Es ist schwer zu sagen, wo psychische Gewalt genau beginnt. Im Bereich der Paarforschung zählen wir extreme Eifersucht, Kontrolle, regelmäßige und demütigende verbale Übergriffe sowie Gewaltandrohungen und ökonomische Kontrolle dazu.

Menschen streiten sich schon mal. Ist das schon psychische Gewalt?

Es gibt normale Streits im Alltag, bei denen sich Paare anbrüllen und aggressiver gegeneinander sind. Aber dann gibt es auch Fälle, in denen ein Partner den anderen regelmäßig heruntermacht und demütigt, Bedrohungskulissen aufbaut, Psychoterror betreibt, den anderen kontrolliert und eingrenzt.

Wer betreibt das stärker: Frauen oder Männer?

Beide Geschlechter können Opfer und Täter sein. Wie das im Geschlechtervergleich aber genau aussieht, wissen wir noch gar nicht, es gibt keine differenzierten Studien dazu. Nachgewiesen ist aber, dass Frauen in Paarbeziehungen häufiger von schwerer Gewalt betroffen sind als Männer. Das zeigt sich übrigens auch in den Daten, auf die Peter Döge in seiner Studie Bezug nimmt. Männer laufen seltener Gefahr, von einer eifersüchtigen und besitzergreifenden Partnerin schwer verletzt oder gar getötet zu werden, wenn der Mann sich trennen will.
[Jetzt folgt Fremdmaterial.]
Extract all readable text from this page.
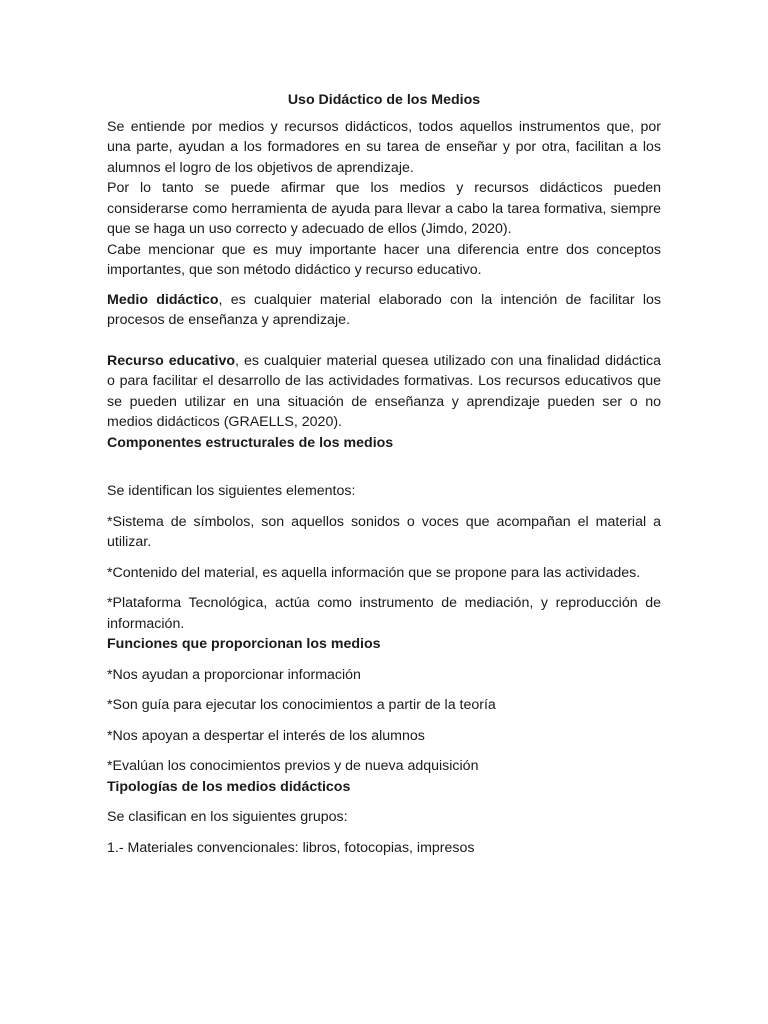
Uso Didáctico de los Medios

Se entiende por medios y recursos didácticos, todos aquellos instrumentos que, por una parte, ayudan a los formadores en su tarea de enseñar y por otra, facilitan a los alumnos el logro de los objetivos de aprendizaje.

Por lo tanto se puede afirmar que los medios y recursos didácticos pueden considerarse como herramienta de ayuda para llevar a cabo la tarea formativa, siempre que se haga un uso correcto y adecuado de ellos (Jimdo, 2020).

Cabe mencionar que es muy importante hacer una diferencia entre dos conceptos importantes, que son método didáctico y recurso educativo.

Medio didáctico, es cualquier material elaborado con la intención de facilitar los procesos de enseñanza y aprendizaje.

Recurso educativo, es cualquier material quesea utilizado con una finalidad didáctica o para facilitar el desarrollo de las actividades formativas. Los recursos educativos que se pueden utilizar en una situación de enseñanza y aprendizaje pueden ser o no medios didácticos (GRAELLS, 2020).

Componentes estructurales de los medios

Se identifican los siguientes elementos:

*Sistema de símbolos, son aquellos sonidos o voces que acompañan el material a utilizar.

*Contenido del material, es aquella información que se propone para las actividades.

*Plataforma Tecnológica, actúa como instrumento de mediación, y reproducción de información.

Funciones que proporcionan los medios

*Nos ayudan a proporcionar información

*Son guía para ejecutar los conocimientos a partir de la teoría

*Nos apoyan a despertar el interés de los alumnos

*Evalúan los conocimientos previos y de nueva adquisición

Tipologías de los medios didácticos

Se clasifican en los siguientes grupos:

1.- Materiales convencionales: libros, fotocopias, impresos
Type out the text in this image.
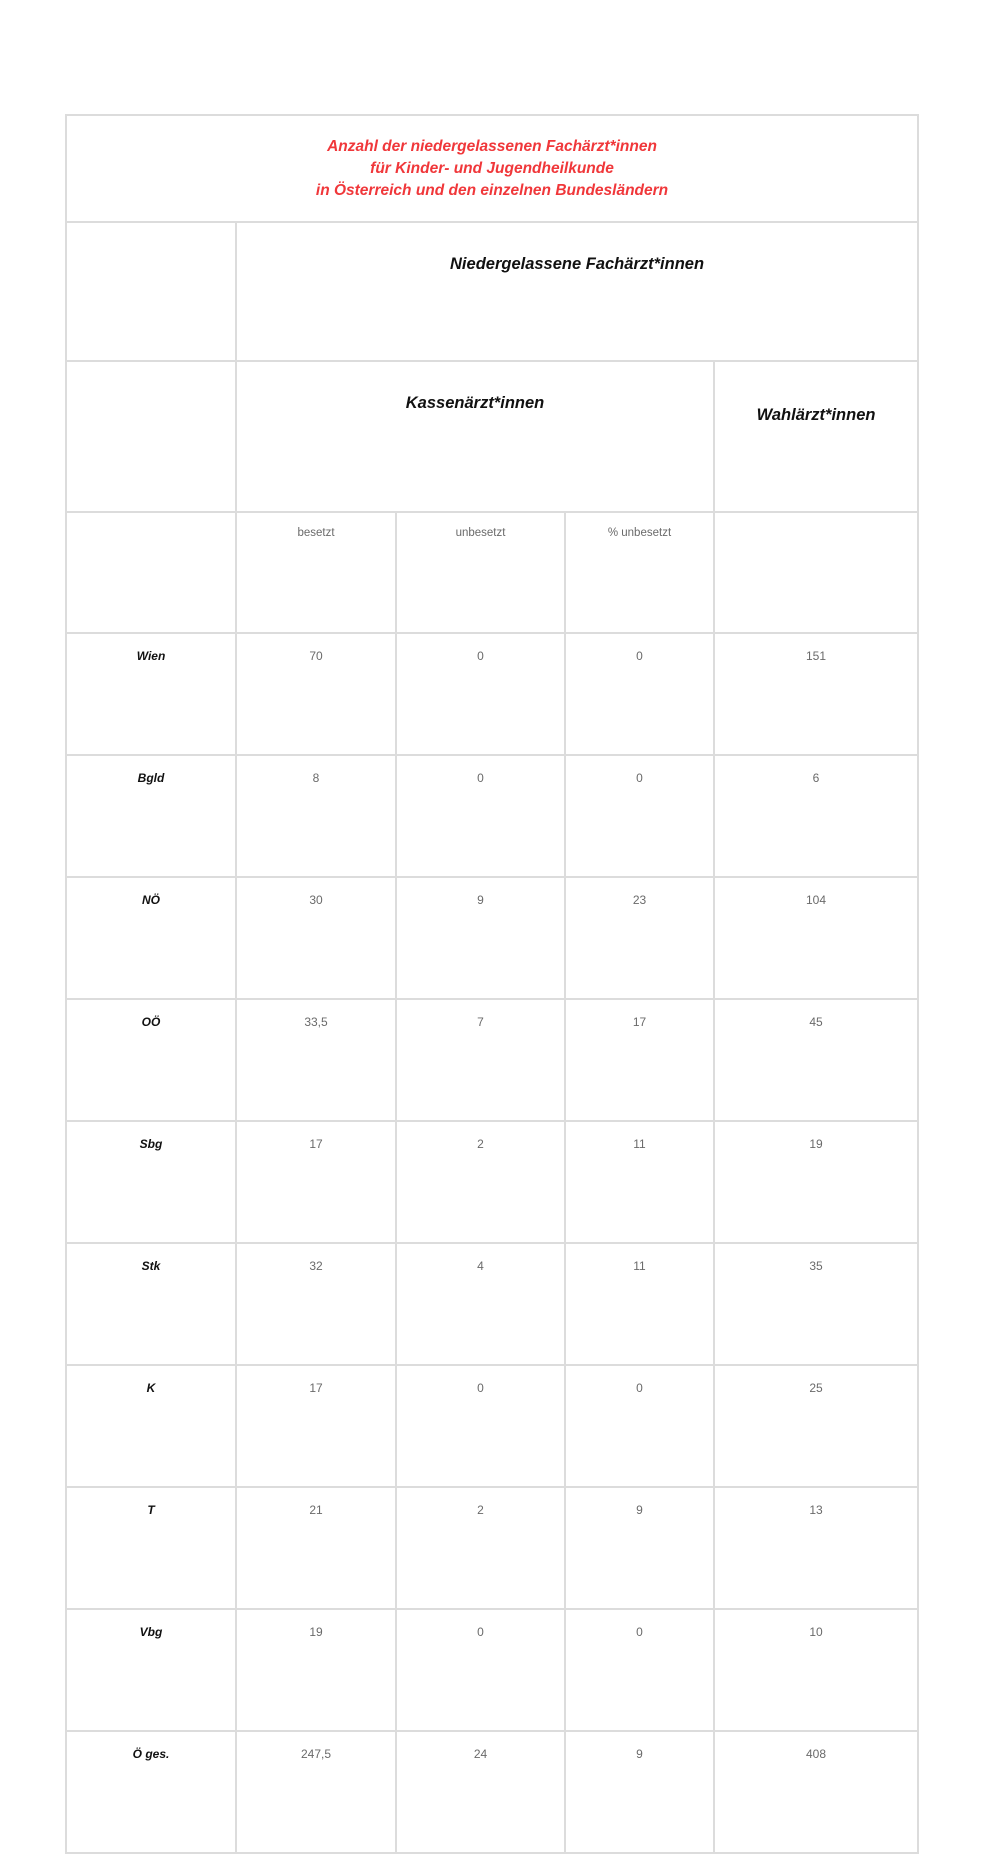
Anzahl der niedergelassenen Fachärzt*innen
für Kinder- und Jugendheilkunde
in Österreich und den einzelnen Bundesländern				

	Niedergelassene Fachärzt*innen			
	Kassenärzt*innen			Wahlärzt*innen
	besetzt	unbesetzt	% unbesetzt	
Wien	70	0	0	151
Bgld	8	0	0	6
NÖ	30	9	23	104
OÖ	33,5	7	17	45
Sbg	17	2	11	19
Stk	32	4	11	35
K	17	0	0	25
T	21	2	9	13
Vbg	19	0	0	10
Ö ges.	247,5	24	9	408
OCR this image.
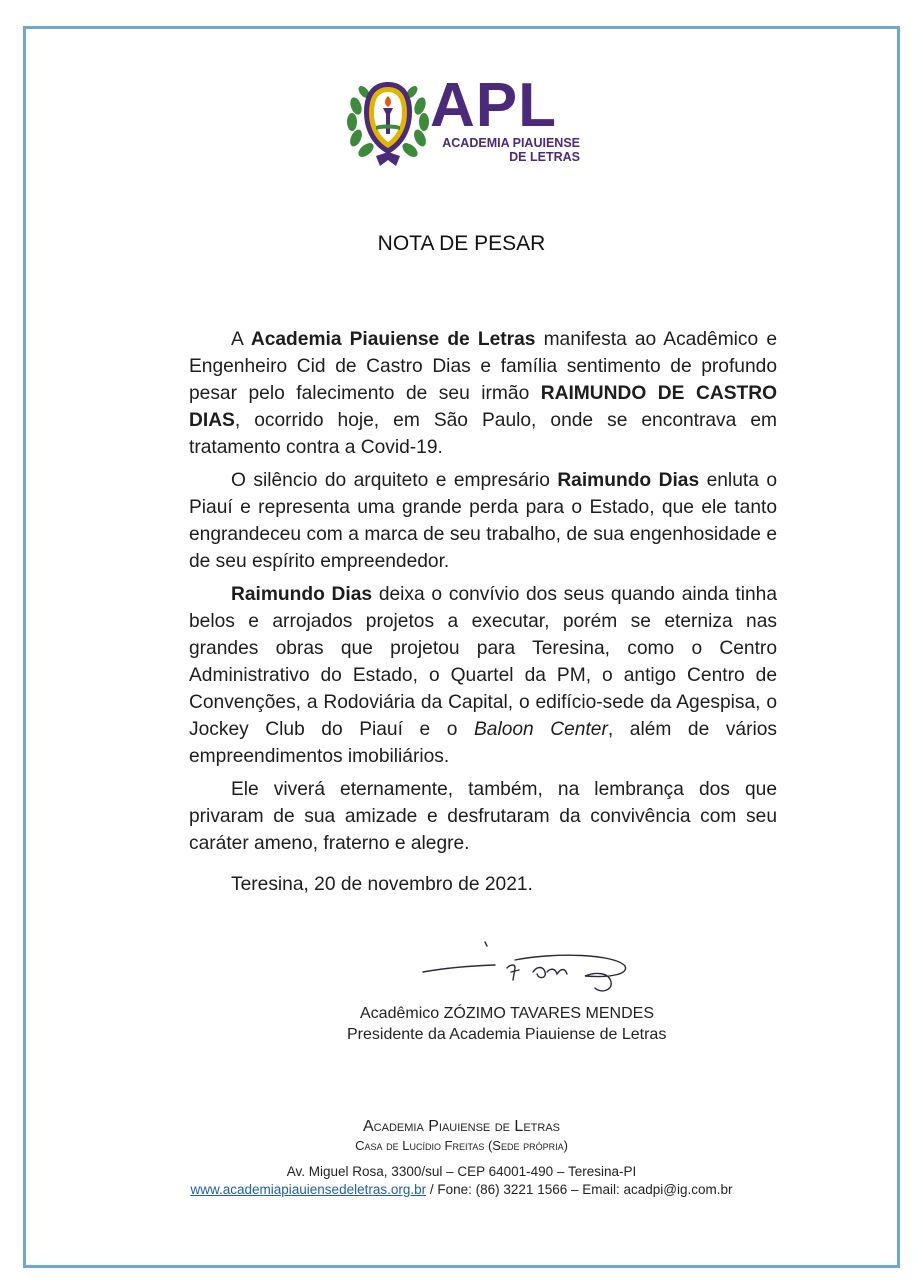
APL
ACADEMIA PIAUIENSE
DE LETRAS
NOTA DE PESAR

A Academia Piauiense de Letras manifesta ao Acadêmico e Engenheiro Cid de Castro Dias e família sentimento de profundo pesar pelo falecimento de seu irmão RAIMUNDO DE CASTRO DIAS, ocorrido hoje, em São Paulo, onde se encontrava em tratamento contra a Covid-19.

O silêncio do arquiteto e empresário Raimundo Dias enluta o Piauí e representa uma grande perda para o Estado, que ele tanto engrandeceu com a marca de seu trabalho, de sua engenhosidade e de seu espírito empreendedor.

Raimundo Dias deixa o convívio dos seus quando ainda tinha belos e arrojados projetos a executar, porém se eterniza nas grandes obras que projetou para Teresina, como o Centro Administrativo do Estado, o Quartel da PM, o antigo Centro de Convenções, a Rodoviária da Capital, o edifício-sede da Agespisa, o Jockey Club do Piauí e o Baloon Center, além de vários empreendimentos imobiliários.

Ele viverá eternamente, também, na lembrança dos que privaram de sua amizade e desfrutaram da convivência com seu caráter ameno, fraterno e alegre.

Teresina, 20 de novembro de 2021.
Acadêmico ZÓZIMO TAVARES MENDES
Presidente da Academia Piauiense de Letras
Academia Piauiense de Letras
Casa de Lucídio Freitas (Sede própria)
Av. Miguel Rosa, 3300/sul – CEP 64001-490 – Teresina-PI
www.academiapiauiensedeletras.org.br / Fone: (86) 3221 1566 – Email: acadpi@ig.com.br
Es gibt Frauen, die sagen, es sei nicht so schlimm, wenn ihr Partner sie als "blöde Kuh" bezeichnet oder sie vor Freunden "Idiotin" nennt.

Dagegen sollten Frauen sich wehren.

Viele Frauen sind von ihren Männern abhängig: finanziell, psychisch, es sind Kinder da. Was können sie tun?

Aus jedem Abhängigkeitsverhältnis kann man sich langfristig lösen. Das ist in einigen Fällen sicher nicht einfach. Betroffene, egal ob Frau oder Mann, sollten sich Hilfe holen. Dafür gibt es professionelle Beratungsstellen.

Experten sagen, psychische Gewalt sei genauso schlimm wie physische.

Zumindest können die langfristigen Folgen von systematischer psychischer Gewalt ebenso schwerwiegend sein wie die bei körperlichen Übergriffen. Die Betroffenen können auch Jahre später, wenn es gar keine akute Bedrohung mehr gibt, Panik- und Angstattacken und Depressionen haben.

Wie üben Frauen an Männern psychische Gewalt aus?

Auf der verbalen Ebene können Frauen durchaus verletzend und beleidigend sein, vor allem wenn Männer nicht die vielfach erwartete Männerrolle erfüllen. Sie werden von Frauen dann beispielsweise als "Schlappschwanz", "Loser" oder "Memme" beleidigt.

Wie empfinden Männer das?

Das kann für sie beschämend, verletzend und demütigend sein. Insofern ist es wichtig, sich mit männlicher "Opferwerdung" geschlechterkritisch zu befassen. Allerdings differenzierter als in Studien, die lediglich konstruieren, dass Frauen und Männer gleich stark betroffen sind, und die die unterschiedlichen Schweregrade von Gewalt ausblenden.